心のコントロールで7年目の飛躍へ――菊池雄星、初の開幕投手で見せた“脱力”
状況によって力を抜くピッチング
プレッシャーのかかる開幕マウンドで、田邊徳雄監督の抜擢を意気に感じて冷静な投球を披露した(写真は3月17日の広島とのオープン戦) 【写真は共同】
「当然大事な試合にはなると思うんですけど、あまりそれを意識せずに。相手バッターとかもあまり意識せずに、自分のやれることは限られているので、1週間シャドーピッチングとか、キャッチボールを丁寧にやることを繰り返すだけかなと思っています。あまり開幕戦だからと意識しなければ、うまくいくかなと思います」
昨季までは、力みまくって自滅するシーンが少なくなかった。当然、菊池にもその自覚はある。そこで今オフにたどり着いたのが、状況によって力を抜いて投げることだった。
「力で行くと、どうしても力に頼ったピッチングしかできなくなるので。カウントをとるところは5、6割で行ったり、勝負どころでは全力で行ったり、少しずつ意識しています」
そう語る今でも、「理想は思い切り投げて、一緒のフォームで投げられること」という。だが同時に、「(力を入れて投げ続けるのは)そう簡単にうまくはいかないと思う」とも語る。理想はあくまで理想。現実として勝つためにはどうすればいいか、求めるようになったのだ。
「粘り強く投げられたと思う」
オープン戦最後のマウンドでそう語った菊池は、自身を客観視しながらこう話している。
「公式戦になれば、力が入る場面が必ずあると思う。そういう時に、いかにバランス良く、力任せにならずに投げられるか。これからが楽しみですね」
そんなシーンが、開幕戦の4回だった。2点先制されて力の入る場面で、ストレートで切り抜けて見せた。だからこそ、降板直後にはこんなコメントを残している。

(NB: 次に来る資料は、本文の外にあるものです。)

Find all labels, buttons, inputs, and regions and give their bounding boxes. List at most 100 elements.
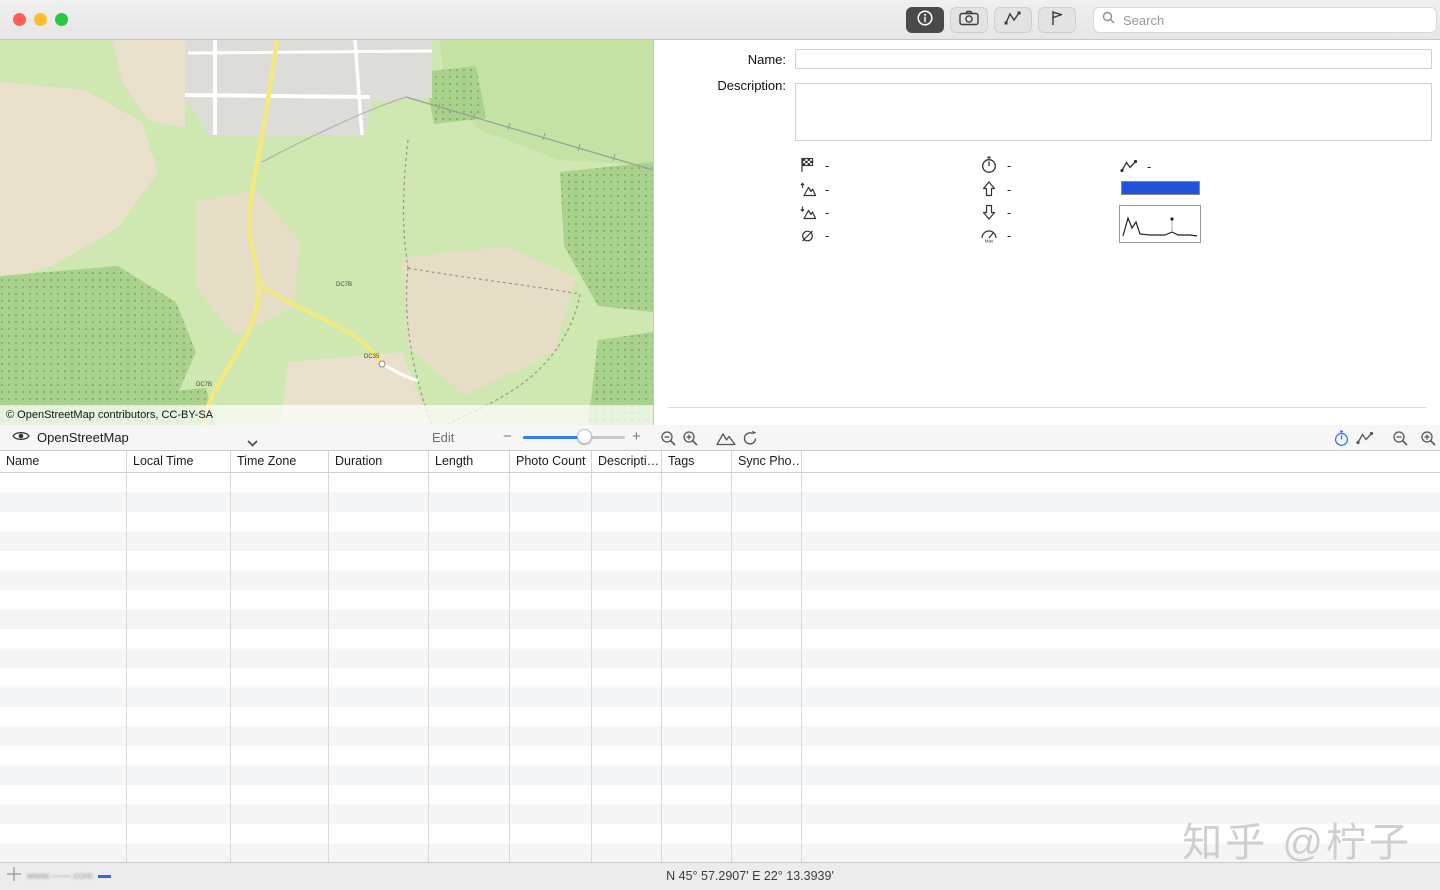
stat-value: - <box>825 158 829 173</box>
toolbar-segment-waypoints[interactable] <box>1038 7 1076 33</box>
svg-text:Max: Max <box>985 239 994 244</box>
ascent-icon <box>798 182 816 197</box>
column-divider <box>801 473 802 862</box>
stat-value: - <box>1147 159 1151 174</box>
terrain-icon[interactable] <box>716 429 736 447</box>
crosshair-plus-icon <box>6 866 22 887</box>
chart-zoom-in-button[interactable] <box>1418 429 1438 447</box>
stat-max-speed: Max - <box>980 226 1011 244</box>
camera-icon <box>959 10 979 31</box>
duration-icon <box>980 156 998 174</box>
column-header-3[interactable]: Time Zone <box>231 451 329 472</box>
toolbar-segment-track[interactable] <box>994 7 1032 33</box>
zhihu-watermark: 知乎 @柠子 <box>1182 810 1412 868</box>
map-toolbar: OpenStreetMap Edit − + <box>0 425 1440 451</box>
zoom-out-button[interactable] <box>658 429 678 447</box>
column-header-9[interactable]: Sync Pho… <box>732 451 802 472</box>
titlebar <box>0 0 1440 40</box>
elevation-profile-thumbnail[interactable] <box>1119 205 1201 243</box>
stat-max-altitude: - <box>980 180 1011 198</box>
rotate-icon[interactable] <box>740 429 760 447</box>
max-altitude-icon <box>980 181 998 197</box>
max-speed-icon: Max <box>980 227 998 243</box>
chevron-down-icon[interactable] <box>247 434 258 452</box>
column-header-1[interactable]: Name <box>0 451 127 472</box>
track-color-bar[interactable] <box>1121 181 1200 195</box>
name-field[interactable] <box>795 49 1432 69</box>
zoom-slider[interactable] <box>523 436 625 439</box>
column-divider <box>328 473 329 862</box>
stat-min-altitude: - <box>980 203 1011 221</box>
description-field[interactable] <box>795 83 1432 141</box>
zoom-slider-minus[interactable]: − <box>503 425 512 449</box>
name-label: Name: <box>654 52 786 67</box>
stat-total-ascent: - <box>798 180 829 198</box>
stat-average: - <box>798 226 829 244</box>
column-divider <box>661 473 662 862</box>
eye-icon <box>12 429 30 447</box>
toolbar-segment-photos[interactable] <box>950 7 988 33</box>
map-provider-dropdown[interactable]: OpenStreetMap <box>12 425 129 450</box>
stat-value: - <box>1007 182 1011 197</box>
map-canvas: DC7B DC7B DC35 <box>0 40 653 425</box>
stat-value: - <box>1007 158 1011 173</box>
column-header-4[interactable]: Duration <box>329 451 429 472</box>
track-icon <box>1120 159 1138 173</box>
zoom-slider-plus[interactable]: + <box>632 425 641 449</box>
column-header-7[interactable]: Descripti… <box>592 451 662 472</box>
min-altitude-icon <box>980 204 998 220</box>
column-divider <box>230 473 231 862</box>
zoom-slider-thumb[interactable] <box>577 429 592 444</box>
map-label: DC7B <box>196 382 212 388</box>
search-input[interactable] <box>1121 12 1428 29</box>
stat-total-descent: - <box>798 203 829 221</box>
cursor-coordinates: N 45° 57.2907' E 22° 13.3939' <box>666 869 834 883</box>
search-field[interactable] <box>1093 7 1437 33</box>
column-header-2[interactable]: Local Time <box>127 451 231 472</box>
stat-value: - <box>1007 205 1011 220</box>
map-provider-label: OpenStreetMap <box>37 430 129 445</box>
map-label: DC35 <box>364 354 380 360</box>
site-watermark-text: www.——.com <box>27 871 93 882</box>
stat-value: - <box>825 228 829 243</box>
stat-duration: - <box>980 156 1011 174</box>
zoom-window-button[interactable] <box>55 13 68 26</box>
map-marker[interactable] <box>379 361 385 367</box>
chart-time-axis-button[interactable] <box>1331 429 1351 447</box>
column-divider <box>731 473 732 862</box>
edit-button[interactable]: Edit <box>432 425 454 450</box>
zoom-in-button[interactable] <box>680 429 700 447</box>
search-icon <box>1102 11 1115 29</box>
column-divider <box>428 473 429 862</box>
column-divider <box>126 473 127 862</box>
map-view[interactable]: DC7B DC7B DC35 © OpenStreetMap contribut… <box>0 40 653 425</box>
watermark-blue-dash <box>98 875 111 878</box>
chart-distance-axis-button[interactable] <box>1355 429 1375 447</box>
column-header-8[interactable]: Tags <box>662 451 732 472</box>
map-attribution: © OpenStreetMap contributors, CC-BY-SA <box>0 405 653 425</box>
inspector-panel: Name: Description: - - - - - <box>654 40 1440 425</box>
close-window-button[interactable] <box>13 13 26 26</box>
inspector-divider <box>668 407 1426 408</box>
stat-value: - <box>1007 228 1011 243</box>
elevation-profile-chart <box>1120 206 1200 242</box>
column-header-5[interactable]: Length <box>429 451 510 472</box>
column-header-6[interactable]: Photo Count <box>510 451 592 472</box>
table-body[interactable] <box>0 473 1440 862</box>
table-header: NameLocal TimeTime ZoneDurationLengthPho… <box>0 451 1440 473</box>
column-divider <box>509 473 510 862</box>
stat-track-length: - <box>1120 157 1151 175</box>
stat-value: - <box>825 205 829 220</box>
chart-zoom-out-button[interactable] <box>1390 429 1410 447</box>
track-icon <box>1004 10 1022 31</box>
stat-value: - <box>825 182 829 197</box>
description-label: Description: <box>654 78 786 93</box>
flag-icon <box>1049 9 1065 32</box>
average-icon <box>798 228 816 243</box>
descent-icon <box>798 205 816 220</box>
stat-start-finish: - <box>798 156 829 174</box>
toolbar-segment-info[interactable] <box>906 7 944 33</box>
minimize-window-button[interactable] <box>34 13 47 26</box>
map-label: DC7B <box>336 282 352 288</box>
info-icon <box>916 9 934 32</box>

「開幕投手ということで、チームがいいスタートが切れるようにという気持ちでマウンドに上がりました。調子自体は良く、粘り強く投げられたと思います。次の登板はもう少し長いイニングを投げて、勝てるピッチングをしたい」
今日の投球なら勝てる試合が多くなる
「チェンジアップもいいし、最後の方はカーブも使えていたしね。開幕戦、しかも寒い中で投げているから、110球かな。雄星は『えっ? 交代ですか?』という感じだったけど、あのくらいの力の抜きようをしていたら、たぶん150球くらい投げても平気だろうなっていう感じがする。4月に入って、暖かくなってきたらもう少し球数を増やして。(今日は)本来だったら7、8回まで行って、勝つチャンスを設けられたら良かったけどね」
そう話した潮崎コーチは、次戦以降に目を向けた。
「今日のピッチングしとったら、勝てる試合が多くなるだろうね。でも負けがつかなかったから良かったよ。これから期待できそうだね。一皮むけて、大きくなるかもわからない」
プロ入り前から注目を浴び続けてきた大型左腕は、25歳を迎える今シーズンに果たして飛躍を果たすことができるか。その第一歩となる開幕戦ではプレッシャーの中で試合をつくり、不運の続いたピンチを乗り切り、球威あるストレートに変化球をうまく織り交ぜて見せた。
満員の西武プリンスドームで見せたこの日のピッチングは、まだ始まったばかりのシーズンに大きな期待を抱かせるものだった。